Introduction to Near-Eye Displays
The world of computing and artificial intelligence is rapidly advancing, and technologies like augmented reality (AR) and virtual reality (VR) have gotten more practical. A vital component of AR and VR systems is the necessity for near-eye displays. However, traditional near-eye displays will be uncomfortable for prolonged use resulting from their close proximity to the attention. To address this issue, optical elements are obligatory to regulate the sunshine path and reduce eye strain.
The Challenge of Traditional Near-Eye Displays
Conventional refractive optical components are sometimes large and hulking, which generally is a problem for head-mounted devices that require more compact optics.

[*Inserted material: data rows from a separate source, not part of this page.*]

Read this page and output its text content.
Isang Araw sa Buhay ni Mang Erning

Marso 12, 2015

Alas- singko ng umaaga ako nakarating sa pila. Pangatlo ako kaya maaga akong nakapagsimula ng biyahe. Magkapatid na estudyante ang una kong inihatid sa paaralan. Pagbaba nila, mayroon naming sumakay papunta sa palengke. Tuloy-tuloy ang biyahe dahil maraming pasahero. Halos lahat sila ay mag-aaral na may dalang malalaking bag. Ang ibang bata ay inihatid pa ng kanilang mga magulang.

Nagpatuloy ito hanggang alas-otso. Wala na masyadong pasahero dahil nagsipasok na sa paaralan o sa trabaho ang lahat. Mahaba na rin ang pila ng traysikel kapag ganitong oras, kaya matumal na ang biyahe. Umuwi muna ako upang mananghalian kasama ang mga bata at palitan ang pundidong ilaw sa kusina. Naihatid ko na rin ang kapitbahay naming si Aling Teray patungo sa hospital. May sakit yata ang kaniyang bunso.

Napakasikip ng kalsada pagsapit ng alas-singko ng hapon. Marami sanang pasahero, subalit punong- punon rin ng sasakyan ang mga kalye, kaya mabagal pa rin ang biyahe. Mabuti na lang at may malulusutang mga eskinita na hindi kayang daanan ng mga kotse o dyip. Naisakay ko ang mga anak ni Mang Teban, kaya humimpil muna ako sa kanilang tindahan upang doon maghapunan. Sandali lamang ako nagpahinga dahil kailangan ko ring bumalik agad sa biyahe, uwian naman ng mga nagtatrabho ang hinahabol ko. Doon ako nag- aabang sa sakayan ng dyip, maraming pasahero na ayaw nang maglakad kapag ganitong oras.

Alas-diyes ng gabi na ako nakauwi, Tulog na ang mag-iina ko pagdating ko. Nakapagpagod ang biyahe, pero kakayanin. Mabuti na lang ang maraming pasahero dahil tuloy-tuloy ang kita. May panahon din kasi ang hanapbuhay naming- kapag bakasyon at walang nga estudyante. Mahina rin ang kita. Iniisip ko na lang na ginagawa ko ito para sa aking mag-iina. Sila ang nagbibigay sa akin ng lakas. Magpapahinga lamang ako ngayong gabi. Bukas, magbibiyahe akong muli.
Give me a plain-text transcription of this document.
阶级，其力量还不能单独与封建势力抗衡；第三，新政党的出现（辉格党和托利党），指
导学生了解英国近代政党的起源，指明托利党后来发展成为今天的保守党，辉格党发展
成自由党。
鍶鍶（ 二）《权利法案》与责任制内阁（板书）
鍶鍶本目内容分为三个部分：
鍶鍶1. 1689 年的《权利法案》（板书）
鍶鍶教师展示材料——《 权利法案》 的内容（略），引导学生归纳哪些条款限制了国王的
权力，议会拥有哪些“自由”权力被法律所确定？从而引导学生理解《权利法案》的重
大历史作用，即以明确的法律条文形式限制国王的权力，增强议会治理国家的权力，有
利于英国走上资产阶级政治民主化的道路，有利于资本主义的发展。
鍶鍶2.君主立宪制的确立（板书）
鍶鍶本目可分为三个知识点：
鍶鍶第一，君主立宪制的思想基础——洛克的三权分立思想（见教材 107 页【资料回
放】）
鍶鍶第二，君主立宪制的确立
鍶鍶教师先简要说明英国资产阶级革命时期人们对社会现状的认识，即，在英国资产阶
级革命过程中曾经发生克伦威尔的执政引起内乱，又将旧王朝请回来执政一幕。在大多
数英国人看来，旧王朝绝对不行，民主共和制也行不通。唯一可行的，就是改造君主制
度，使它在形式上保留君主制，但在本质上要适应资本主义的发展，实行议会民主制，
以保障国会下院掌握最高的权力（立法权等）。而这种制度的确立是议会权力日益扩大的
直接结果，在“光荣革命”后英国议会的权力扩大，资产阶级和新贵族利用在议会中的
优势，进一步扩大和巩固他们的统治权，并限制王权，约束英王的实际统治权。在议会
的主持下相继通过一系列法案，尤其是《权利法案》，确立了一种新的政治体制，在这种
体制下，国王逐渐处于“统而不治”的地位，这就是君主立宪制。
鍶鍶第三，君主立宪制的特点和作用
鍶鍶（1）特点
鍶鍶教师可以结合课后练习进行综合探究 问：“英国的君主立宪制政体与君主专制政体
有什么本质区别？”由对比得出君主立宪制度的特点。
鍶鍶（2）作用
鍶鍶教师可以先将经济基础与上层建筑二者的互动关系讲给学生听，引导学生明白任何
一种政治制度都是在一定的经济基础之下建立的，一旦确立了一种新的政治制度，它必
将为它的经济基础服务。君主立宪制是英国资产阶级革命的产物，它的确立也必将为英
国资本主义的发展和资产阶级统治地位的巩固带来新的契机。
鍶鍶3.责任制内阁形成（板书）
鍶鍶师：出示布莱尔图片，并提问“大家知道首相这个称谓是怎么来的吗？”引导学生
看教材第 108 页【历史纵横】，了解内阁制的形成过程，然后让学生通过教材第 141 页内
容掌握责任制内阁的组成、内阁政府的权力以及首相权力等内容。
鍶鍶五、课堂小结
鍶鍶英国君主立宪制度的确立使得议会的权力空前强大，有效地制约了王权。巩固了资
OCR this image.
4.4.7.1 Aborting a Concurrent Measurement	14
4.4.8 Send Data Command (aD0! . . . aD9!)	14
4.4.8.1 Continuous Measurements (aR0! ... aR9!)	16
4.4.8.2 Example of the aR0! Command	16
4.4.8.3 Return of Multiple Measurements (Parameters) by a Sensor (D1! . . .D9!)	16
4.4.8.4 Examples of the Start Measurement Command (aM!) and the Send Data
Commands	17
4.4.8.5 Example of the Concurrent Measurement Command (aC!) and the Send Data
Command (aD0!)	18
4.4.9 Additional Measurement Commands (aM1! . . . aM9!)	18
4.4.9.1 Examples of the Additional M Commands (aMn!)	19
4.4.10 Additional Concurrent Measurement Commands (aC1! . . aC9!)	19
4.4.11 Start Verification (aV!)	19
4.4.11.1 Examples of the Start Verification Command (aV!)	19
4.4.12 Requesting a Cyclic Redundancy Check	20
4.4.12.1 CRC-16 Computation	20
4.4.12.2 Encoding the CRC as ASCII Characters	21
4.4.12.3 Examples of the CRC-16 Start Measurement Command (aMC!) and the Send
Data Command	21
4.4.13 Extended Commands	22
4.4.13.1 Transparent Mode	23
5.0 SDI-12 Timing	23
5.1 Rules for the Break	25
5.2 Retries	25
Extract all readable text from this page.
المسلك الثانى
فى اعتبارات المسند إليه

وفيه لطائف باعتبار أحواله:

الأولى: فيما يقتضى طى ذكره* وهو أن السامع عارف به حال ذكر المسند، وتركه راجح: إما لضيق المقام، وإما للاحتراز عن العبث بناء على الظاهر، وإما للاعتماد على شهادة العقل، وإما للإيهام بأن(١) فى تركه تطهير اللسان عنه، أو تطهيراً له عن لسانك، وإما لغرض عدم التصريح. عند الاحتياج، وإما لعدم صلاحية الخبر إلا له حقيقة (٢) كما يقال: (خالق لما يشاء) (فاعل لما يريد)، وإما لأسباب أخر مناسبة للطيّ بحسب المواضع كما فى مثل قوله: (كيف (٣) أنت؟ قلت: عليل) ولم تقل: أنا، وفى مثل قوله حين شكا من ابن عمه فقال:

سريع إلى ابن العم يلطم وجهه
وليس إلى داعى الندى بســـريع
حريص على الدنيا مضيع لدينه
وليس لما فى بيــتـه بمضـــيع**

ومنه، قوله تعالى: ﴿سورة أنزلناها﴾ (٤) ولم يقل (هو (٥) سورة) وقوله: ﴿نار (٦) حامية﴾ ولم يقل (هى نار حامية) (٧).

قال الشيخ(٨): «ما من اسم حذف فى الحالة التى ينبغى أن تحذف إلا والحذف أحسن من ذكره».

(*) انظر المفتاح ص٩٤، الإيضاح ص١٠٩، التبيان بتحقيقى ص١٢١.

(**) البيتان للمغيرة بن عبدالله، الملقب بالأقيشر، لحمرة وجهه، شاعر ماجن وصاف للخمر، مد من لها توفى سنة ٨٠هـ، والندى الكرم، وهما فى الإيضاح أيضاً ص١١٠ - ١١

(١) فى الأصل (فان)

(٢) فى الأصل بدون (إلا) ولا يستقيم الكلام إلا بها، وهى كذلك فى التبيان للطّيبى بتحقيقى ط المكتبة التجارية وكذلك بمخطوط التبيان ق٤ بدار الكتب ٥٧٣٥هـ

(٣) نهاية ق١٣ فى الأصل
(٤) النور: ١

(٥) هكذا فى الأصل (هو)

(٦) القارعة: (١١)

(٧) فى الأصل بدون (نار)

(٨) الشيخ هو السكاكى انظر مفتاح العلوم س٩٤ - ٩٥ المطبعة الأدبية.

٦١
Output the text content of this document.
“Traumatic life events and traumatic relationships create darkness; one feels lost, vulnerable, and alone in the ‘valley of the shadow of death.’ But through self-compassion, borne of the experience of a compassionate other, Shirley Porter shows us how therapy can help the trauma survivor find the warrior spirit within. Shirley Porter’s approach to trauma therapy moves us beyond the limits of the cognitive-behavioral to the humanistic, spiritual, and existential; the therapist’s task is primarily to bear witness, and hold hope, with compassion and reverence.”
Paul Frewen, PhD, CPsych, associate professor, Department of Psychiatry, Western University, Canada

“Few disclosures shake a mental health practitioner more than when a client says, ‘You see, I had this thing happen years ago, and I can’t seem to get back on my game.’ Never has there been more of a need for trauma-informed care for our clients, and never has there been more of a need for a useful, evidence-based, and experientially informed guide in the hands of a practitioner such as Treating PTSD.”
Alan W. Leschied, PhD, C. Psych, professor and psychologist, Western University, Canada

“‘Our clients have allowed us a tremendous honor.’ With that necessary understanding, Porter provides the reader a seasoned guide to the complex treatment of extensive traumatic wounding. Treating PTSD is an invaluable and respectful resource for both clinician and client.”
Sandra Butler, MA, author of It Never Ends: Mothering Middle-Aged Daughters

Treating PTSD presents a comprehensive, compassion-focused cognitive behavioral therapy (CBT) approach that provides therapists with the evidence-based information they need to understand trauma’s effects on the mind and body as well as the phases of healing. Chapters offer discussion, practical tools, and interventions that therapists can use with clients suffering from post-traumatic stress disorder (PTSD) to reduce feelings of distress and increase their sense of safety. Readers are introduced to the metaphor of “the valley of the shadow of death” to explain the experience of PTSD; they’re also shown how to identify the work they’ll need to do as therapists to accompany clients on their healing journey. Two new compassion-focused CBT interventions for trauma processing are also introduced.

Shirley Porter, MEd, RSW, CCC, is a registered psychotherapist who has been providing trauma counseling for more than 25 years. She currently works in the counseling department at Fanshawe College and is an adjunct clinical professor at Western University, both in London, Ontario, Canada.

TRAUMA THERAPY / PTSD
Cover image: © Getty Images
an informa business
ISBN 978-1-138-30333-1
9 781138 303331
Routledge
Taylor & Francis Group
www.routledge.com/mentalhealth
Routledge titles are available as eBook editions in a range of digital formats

Various compact solutions, resembling pancake optics, holography, and leaky waveguides, have been proposed, but they often encounter issues like low efficiency. Achieving a balance between portability and high performance stays a big challenge.
The Potential of Metalenses
Metalenses, made from nano-structures arranged in two dimensions, offer an modern approach for compact near-eye display systems. Their ultra-thin and light-weight characteristics make them well-suited for head-mounted devices. With advancements in nano-fabrication technology, significant developments have been reported regarding metalenses operating within the near-infrared and visual spectrum, enabling various applications, including holography, beam shaping, and microscopy.
Overcoming the Limitations of Metalenses
One of the challenges of metalenses is achieving a large field of view (FOV) that mirrors human vision. To address this, researchers have stacked multiple metalenses into doublet or triplet configurations, allowing for greater design flexibility and enhanced performance. Other strategies involve combining single-layer metalenses with apertures, which may produce nearly diffraction-limited imaging across a large FOV. However, these designs often feature entrance apertures of lower than 1 mm in diameter, restricting their applicability in practical near-eye display scenarios.
Recent Advancements in Metalenses
Recent advancements in machine learning and algorithm optimization have led to the event of multi-layer metalenses, which may achieve each a large FOV and a big aperture in light field modulations. A team of researchers has introduced a metalens doublet system with a big aperture, specifically designed for near-eye displays. This modern configuration incorporates two-layer metalenses and a pupil, achieving a broad FOV of as much as 60° and even 80°.
The Working Principle of the Metalens Doublet
The metalens doublet system works by utilizing the human pupil as an aperture, simulating a distant scene that appears to be at infinity, despite the display being situated near the eyes. This approach enhances direct and natural vision, relatively than merely projecting a picture onto a sensor. The researchers developed and optimized two metalens doublets with diameters within the centimeter range, paired with apertures measuring several millimeters, effectively mimicking the size of the human eye and pupil.
Conclusion
The development of metalenses has the potential to revolutionize near-eye display applications. By optimizing the compact design, aperture size, and FOV, the performance of a metalens doublet can rival that of conventional refractive eyepieces, meeting common benchmarks for near-eye display. While there remains to be room for improvement, this advancement highlights the numerous role that meta-optics can play in advancing high-performance near-eye displays and night vision systems. As technology continues to evolve, we are able to expect to see much more modern applications of metalenses in the sphere of AR and VR.